Conceptual Change Strategies

        There are a number of strategies that researchers have determined to be effective in supporting conceptual understanding. They are designed to help the teachers know where their students are in their initial thinking and where they need to be to understand and be able to use scientific concepts. These strategies as aligned can be combined into instructional models to be used within a range of contexts, experiences like in the laboratories and instructional materials. Below are some of the strategies.

        Activity Before Concept, Concept Before Vocabulary (ABC-CBV) teaching starts with activity or investigation so students have an opportunity to interact with phenomena, objects and materials before being presented with a concept. Vocabulary is then introduced after students have been presented with the concept which they can attach to the activity they experienced. When a lab activity is conducted it is to reinforce the concepts or vocabulary presented to students but if their initial thinking is not engaged, challenged or worked through during the activity or discussion the experience does not do much to develop conceptual understanding.

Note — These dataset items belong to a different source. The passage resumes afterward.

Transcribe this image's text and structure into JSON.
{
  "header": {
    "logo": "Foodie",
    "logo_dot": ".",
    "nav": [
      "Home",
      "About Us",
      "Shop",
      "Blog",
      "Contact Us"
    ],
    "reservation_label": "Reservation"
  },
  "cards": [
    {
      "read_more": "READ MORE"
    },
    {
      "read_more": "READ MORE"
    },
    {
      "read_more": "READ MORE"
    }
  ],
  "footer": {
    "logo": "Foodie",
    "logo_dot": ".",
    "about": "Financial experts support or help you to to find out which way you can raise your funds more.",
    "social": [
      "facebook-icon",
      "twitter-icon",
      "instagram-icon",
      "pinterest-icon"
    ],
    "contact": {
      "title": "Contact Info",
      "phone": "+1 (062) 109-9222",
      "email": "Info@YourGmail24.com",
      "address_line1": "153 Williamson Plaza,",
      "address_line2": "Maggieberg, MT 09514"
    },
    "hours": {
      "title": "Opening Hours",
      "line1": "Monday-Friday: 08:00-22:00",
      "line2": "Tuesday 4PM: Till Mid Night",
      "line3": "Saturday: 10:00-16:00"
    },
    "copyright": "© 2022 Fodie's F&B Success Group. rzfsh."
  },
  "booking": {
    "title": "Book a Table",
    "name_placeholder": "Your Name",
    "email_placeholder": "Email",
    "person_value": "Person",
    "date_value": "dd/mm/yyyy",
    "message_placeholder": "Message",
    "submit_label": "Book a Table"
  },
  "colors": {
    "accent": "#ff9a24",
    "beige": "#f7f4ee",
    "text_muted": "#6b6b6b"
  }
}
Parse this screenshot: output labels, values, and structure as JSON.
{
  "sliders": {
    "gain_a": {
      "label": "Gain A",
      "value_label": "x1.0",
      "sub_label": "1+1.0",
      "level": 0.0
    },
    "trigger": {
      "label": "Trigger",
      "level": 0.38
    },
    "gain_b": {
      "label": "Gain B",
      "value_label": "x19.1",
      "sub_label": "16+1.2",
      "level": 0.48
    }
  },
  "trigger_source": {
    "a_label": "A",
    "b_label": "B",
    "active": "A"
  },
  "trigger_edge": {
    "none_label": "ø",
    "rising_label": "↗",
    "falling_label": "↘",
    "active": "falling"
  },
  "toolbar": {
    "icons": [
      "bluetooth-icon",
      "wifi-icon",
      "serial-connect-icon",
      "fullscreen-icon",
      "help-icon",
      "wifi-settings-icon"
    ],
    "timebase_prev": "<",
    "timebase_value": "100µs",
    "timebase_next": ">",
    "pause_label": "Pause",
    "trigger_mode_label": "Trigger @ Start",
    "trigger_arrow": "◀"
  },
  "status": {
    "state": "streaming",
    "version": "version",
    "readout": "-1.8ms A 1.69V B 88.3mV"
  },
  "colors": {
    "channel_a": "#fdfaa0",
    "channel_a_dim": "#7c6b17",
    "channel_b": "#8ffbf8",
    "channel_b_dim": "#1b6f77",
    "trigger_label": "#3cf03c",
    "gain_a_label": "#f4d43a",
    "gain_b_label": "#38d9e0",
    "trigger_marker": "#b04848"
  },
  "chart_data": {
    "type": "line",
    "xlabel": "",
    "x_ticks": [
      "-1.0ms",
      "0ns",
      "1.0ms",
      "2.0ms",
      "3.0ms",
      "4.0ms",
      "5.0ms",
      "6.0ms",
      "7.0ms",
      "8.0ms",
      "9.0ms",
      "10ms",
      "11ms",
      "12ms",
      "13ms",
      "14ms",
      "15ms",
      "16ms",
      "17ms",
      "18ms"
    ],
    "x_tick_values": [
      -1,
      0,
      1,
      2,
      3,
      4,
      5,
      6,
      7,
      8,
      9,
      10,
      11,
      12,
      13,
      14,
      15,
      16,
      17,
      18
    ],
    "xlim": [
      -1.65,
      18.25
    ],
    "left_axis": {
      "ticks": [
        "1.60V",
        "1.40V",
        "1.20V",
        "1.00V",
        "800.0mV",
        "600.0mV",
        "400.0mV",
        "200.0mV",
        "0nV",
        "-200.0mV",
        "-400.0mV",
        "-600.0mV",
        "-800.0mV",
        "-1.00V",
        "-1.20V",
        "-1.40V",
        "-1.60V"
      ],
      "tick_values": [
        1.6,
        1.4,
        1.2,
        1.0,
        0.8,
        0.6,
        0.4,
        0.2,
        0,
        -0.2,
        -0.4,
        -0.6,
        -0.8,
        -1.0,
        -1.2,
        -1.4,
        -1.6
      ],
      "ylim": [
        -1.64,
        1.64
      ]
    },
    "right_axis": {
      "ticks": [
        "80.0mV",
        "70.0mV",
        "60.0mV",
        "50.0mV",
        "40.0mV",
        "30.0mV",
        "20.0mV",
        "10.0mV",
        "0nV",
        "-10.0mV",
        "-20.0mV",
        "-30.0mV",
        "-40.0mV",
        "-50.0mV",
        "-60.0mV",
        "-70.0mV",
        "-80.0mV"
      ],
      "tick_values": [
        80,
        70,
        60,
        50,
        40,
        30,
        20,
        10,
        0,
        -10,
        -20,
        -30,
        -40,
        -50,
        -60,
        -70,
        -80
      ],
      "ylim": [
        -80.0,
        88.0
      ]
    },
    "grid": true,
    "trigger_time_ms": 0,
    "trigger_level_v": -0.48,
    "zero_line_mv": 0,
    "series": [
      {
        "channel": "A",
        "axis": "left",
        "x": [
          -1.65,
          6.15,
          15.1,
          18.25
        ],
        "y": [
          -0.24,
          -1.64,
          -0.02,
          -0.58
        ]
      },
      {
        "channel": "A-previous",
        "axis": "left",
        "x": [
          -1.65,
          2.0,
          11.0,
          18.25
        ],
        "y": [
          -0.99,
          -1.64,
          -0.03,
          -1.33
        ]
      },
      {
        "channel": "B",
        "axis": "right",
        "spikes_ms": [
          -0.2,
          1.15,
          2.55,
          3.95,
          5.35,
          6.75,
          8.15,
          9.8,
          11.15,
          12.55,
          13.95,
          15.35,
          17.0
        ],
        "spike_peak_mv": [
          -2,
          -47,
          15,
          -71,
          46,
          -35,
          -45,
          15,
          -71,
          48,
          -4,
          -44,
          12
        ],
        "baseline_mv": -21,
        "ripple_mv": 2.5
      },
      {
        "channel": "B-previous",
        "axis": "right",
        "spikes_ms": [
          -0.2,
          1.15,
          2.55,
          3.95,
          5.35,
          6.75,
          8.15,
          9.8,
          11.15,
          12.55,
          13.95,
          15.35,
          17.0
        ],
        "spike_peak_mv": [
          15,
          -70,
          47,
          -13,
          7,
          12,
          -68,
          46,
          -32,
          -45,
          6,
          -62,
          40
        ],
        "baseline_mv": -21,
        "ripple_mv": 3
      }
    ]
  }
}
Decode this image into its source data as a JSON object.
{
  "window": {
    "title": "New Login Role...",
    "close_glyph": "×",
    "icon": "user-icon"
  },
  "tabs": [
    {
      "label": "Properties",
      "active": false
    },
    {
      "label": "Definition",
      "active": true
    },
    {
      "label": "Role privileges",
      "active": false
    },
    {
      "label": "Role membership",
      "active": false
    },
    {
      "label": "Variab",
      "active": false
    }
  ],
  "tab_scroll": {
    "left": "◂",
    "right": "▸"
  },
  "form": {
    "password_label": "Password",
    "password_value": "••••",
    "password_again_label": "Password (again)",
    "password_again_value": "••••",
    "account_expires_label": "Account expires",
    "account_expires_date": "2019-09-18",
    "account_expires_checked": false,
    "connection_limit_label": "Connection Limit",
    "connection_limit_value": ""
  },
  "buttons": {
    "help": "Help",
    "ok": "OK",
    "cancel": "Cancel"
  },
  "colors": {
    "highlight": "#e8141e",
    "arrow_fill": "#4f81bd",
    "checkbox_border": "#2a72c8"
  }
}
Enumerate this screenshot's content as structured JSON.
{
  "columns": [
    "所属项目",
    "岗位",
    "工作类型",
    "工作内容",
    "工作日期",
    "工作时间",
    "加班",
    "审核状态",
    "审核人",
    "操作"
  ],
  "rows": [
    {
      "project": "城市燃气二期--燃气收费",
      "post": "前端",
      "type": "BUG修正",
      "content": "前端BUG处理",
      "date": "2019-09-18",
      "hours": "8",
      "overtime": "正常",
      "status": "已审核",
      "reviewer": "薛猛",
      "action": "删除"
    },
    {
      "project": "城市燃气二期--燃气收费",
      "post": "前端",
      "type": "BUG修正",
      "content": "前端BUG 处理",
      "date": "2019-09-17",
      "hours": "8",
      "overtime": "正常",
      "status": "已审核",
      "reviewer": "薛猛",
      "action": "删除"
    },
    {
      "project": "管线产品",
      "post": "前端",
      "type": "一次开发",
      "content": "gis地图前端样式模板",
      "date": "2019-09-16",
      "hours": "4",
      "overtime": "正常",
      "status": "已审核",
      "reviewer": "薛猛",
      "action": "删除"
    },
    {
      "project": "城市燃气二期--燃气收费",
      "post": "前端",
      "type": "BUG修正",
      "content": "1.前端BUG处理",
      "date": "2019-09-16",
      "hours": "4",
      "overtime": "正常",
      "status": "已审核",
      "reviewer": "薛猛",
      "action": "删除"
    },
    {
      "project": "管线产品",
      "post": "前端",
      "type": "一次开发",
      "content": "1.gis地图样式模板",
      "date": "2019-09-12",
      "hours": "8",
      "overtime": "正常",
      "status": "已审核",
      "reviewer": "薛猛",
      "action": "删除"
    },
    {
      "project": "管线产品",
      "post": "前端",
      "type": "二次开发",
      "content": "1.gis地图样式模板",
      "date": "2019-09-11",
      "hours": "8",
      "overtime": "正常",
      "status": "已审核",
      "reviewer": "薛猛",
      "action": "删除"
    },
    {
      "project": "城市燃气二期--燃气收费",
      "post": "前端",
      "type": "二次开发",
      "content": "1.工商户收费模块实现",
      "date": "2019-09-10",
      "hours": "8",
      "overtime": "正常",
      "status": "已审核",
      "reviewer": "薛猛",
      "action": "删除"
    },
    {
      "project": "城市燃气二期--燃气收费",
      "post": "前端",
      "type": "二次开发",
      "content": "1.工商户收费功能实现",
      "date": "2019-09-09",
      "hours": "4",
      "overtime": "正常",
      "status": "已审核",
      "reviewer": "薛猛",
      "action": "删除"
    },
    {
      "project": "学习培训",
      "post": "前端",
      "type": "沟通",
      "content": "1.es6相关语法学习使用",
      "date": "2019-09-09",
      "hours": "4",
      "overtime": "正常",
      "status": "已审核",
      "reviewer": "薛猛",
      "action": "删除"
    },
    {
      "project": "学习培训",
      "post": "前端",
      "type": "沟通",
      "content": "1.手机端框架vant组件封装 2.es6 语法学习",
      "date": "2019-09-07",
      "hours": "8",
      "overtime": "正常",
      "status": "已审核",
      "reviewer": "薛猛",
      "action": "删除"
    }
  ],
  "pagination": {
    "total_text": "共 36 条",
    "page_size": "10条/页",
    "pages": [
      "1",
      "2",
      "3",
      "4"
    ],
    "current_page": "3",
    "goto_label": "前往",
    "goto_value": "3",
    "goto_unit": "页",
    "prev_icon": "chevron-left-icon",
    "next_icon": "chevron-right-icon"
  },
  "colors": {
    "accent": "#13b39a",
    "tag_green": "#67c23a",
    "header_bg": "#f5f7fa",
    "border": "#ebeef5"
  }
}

            Analogies and metaphor  help the teacher to see how simple terms can have many different meanings to his students. It is making the strange familiar by connecting a new concept to something familiar to the student. For example, an analogy of the heart, a pump would be a good choice to help student understand the concept of blood circulation. Students are familiar with a pump and connect with the strange idea of the heart’s function.

            To effectively learn science, multiple predictions, explanations, or positions have to be supported which is argumentation. Students get reason to agree or disagree and back up their positions with evidence. Students are required to talk about their ideas, experiences and observations in order to process and learn from them thus deepening their conceptual knowledge. For example, whether the earth is really round presents students with an argumentation where they include the reasons for one position versus the opposing views. Like there are discussions that the earth is flat and if it was really round people would fall off.

            Claim Support Question (CSQ) is a thinking strategy designed to help students to identify claims and hold them up to thoughtful scrutiny. Students first think of making claims by looking for patterns, prior observations, for example, how magnets interacts with objects. If asked they will talk about how a magnet moves objects without touching them and from what they observe they shall obtain evidence to support the claim that it is actually some metallic objects that it moves like steel paper clips.

            Concept Mapping graphically connects terms with connecting lines on which the terms are written. It can be used as stimulation proceeding to instruction or after students have had chance to develop ideas. For example, the concept of evidence of evolution where students use open source concept mapping software to complete four iterations of their concept map. The subject matter to be learnt is made conceptually clear and is presented with examples that relate to the student’s prior knowledge about evolution.

            A discrepant question used with a visual model emphasizes the importance of students and teachers as partners in achieving a target understanding of a particular concept. Students present a model of a concept in a visual manner before instruction is given. For example, when the target is how a human heart works, a student draws the heart with a hole in the bottom and when the teacher asks if the model shows blood going out the bottom to the body the student starts to think of complications of such an occurrence and closes the hole in the heart. When the teacher asks where they want the blood to go, further revision follows in small steps and the model evolves to something closer to the target.

            Group interactive frayer model was originally used as a content literacy strategy to develop vocabulary. This strategy extends a complete worksheet into a small group and whole class activity. For example, presenting learners with the question if concrete, clay pots or glass are rocks can be used to draw student’s ideas about things formed geologically and human made.

            KWL-which stands for what I know, what I want to know and what I learned, is a strategy that has been used by teachers to lead discussions in all disciplines. It engages students to use their prior knowledge to lead the lesson as they reflect on what they have learnt. For example, if students say they know that air has weight, the teacher might compare the weight of a deflated basketball and an inflated one. The results are then recorded in a learn column and students are then asked about what they learnt.

            Our best thinking until now is a graphic organizer that was developed to elaborate the discussion that occurred during the use of everyday science mystery series. For example, students may list possible variables that affect the period of the pendulum like its mass. The students now get a series of questions for which they must design tests and collect data that can be an evidence for this claim.